Petrushka, ver y escuchar el piano (50 años de la muerte de Stravinsky)

Con la obvia salvedad de los Tres movimientos de “Petrushka”, el catálogo pianístico de Igor Stravinsky no goza de mucha consideración entre el público ni entre los intérpretes. Se trata quizá de piezas de escasa envergadura y ambición (Piano-Rag-Music; Tango), marcadas por un concepto demasiado adusto (Sonata) o demasiado frívolo (Serenata en La). Pero todo es susceptible de verse desde otra perspectiva, y es también posible admirar el deje cubista de Piano-Rag-Music, donde cada dedo parece moverse por su cuenta, el neoclasicismo lúdico y despreocupado de la Serenata en La, el talante ostentosamente impasible de la Sonata, con sus ritmos mecánicos y su negación del canto, o la sutil reinterpretación que de la música de consumo se hace en el Tango.
La obra maestra en este apartado –y un monumento de la literatura pianística del siglo XX– son por supuesto los Tres movimientos de “Petrushka”. Con este tríptico Stravinsky respondía en 1921 a la petición de una pieza para piano por parte de Arthur Rubinstein. En vez de componer una nueva partitura, el compositor optó por transcribir tres números de su ballet Petrushka, escrito ocho años antes. Más que de un arreglo, habría que hablar de una vuelta a los orígenes, pues Petrushka surgió de la costilla de un konzertstück para piano y orquesta, y la versión final del ballet incluye una importante parte de piano integrada dentro de la orquesta. Muchos de los motivos de la obra tienen asimismo su origen en gestos exquisitamente pianísticos. Es el caso del tema de Petrushka, cuyo bitonalismo procede de la superposición paralela de teclas blancas y negras.
Stravinsky desconfiaba de los intérpretes, al considerar que en la música no hay lugar para la interpretación: instrumentistas, cantantes y directores deberían limitarse a ser los simples ejecutores de la voluntad del compositor recogida en la letra de la partitura. Aun así, insistía en que no basta con escuchar la música, también es necesario verla.

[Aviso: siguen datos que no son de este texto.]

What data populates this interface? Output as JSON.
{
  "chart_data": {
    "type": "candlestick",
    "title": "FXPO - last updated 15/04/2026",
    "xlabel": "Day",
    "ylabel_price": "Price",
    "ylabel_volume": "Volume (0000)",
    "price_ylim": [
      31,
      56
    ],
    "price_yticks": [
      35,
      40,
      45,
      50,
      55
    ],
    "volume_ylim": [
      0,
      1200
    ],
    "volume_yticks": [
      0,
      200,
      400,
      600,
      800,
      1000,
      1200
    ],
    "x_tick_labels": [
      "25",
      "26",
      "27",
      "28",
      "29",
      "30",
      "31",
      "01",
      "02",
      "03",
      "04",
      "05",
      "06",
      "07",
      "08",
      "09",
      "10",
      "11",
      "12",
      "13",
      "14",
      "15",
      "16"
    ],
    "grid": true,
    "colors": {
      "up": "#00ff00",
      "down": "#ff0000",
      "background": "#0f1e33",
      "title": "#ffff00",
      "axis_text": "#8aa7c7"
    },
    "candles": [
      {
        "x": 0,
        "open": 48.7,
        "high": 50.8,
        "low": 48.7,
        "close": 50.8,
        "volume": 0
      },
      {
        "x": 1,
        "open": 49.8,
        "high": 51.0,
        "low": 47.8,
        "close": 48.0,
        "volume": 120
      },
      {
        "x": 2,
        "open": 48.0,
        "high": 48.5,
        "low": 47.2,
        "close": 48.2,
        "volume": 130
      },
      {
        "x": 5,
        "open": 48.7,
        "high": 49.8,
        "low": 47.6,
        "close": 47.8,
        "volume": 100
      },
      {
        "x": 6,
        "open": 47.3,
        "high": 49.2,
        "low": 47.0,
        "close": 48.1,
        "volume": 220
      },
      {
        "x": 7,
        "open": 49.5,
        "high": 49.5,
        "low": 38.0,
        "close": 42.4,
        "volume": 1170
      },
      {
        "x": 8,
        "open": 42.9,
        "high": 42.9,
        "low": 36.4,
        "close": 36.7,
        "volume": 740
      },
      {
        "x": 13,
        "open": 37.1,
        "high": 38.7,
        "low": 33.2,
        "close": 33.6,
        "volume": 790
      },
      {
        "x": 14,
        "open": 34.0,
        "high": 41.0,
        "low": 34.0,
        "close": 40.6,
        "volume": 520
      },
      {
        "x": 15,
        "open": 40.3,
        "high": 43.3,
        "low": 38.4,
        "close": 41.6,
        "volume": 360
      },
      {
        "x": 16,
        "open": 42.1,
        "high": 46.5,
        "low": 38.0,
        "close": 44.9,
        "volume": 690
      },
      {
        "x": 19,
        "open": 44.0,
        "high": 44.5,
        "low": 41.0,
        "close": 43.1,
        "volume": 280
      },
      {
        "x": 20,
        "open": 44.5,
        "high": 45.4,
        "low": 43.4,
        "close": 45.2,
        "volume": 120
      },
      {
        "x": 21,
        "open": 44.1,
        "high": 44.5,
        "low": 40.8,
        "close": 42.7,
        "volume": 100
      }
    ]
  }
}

El desempeño gestual del “ejecutante”, la danza de sus brazos y dedos, el movimiento de su cuerpo, la expresión de su cara, conforman una especie de coreografía esencial que es parte integrante del hecho musical. Ahí la obra para piano de Stravinsky otorga máxima visibilidad a la coincidencia de pensamiento y movimiento, gesto e idea.
No se me ocurre mejor homenaje a Stravinsky en el cincuentenario de su muerte que la extraordinaria grabación en video de los Tres movimientos de “Petrushka” por Alexis Weissenberg ante las cámaras del director sueco Åke Falck en 1965. Para Falck y Weissenberg, los Tres movimientos de “Petrushka” son un poema musical y visual, una coreografía pianística, un teatro de sombras en donde hasta el blanco y negro de las imágenes constituye una transposición cromática de las teclas. La realización del vídeo ocupó diez días y fue laboriosa. Weissenberg grabó primero el audio de la pieza y después tocó en playback ante las cámaras utilizando un piano mudo (completamente funcional, pero sin cuerdas). Falck no se centra sólo en las manos del pianista, sino que se detiene también en su rostro; aleja la perspectiva o la aproxima hasta insinuarse en la mecánica del instrumento.
Los Tres movimientos de “Petrushka” son el hito de un piano que percute y canta, que exulta y muere; un piano para ser escuchado y para ser visto. Weissenberg es aquí algo más que el extraordinario titiritero de sus dedos. Uno diría que encarna en cuerpo y alma al que para Stravinsky es el artista de raza, el que “en medio del más brillante virtuosismo, conserva esa modestia del gesto y esa sobriedad de la expresión”.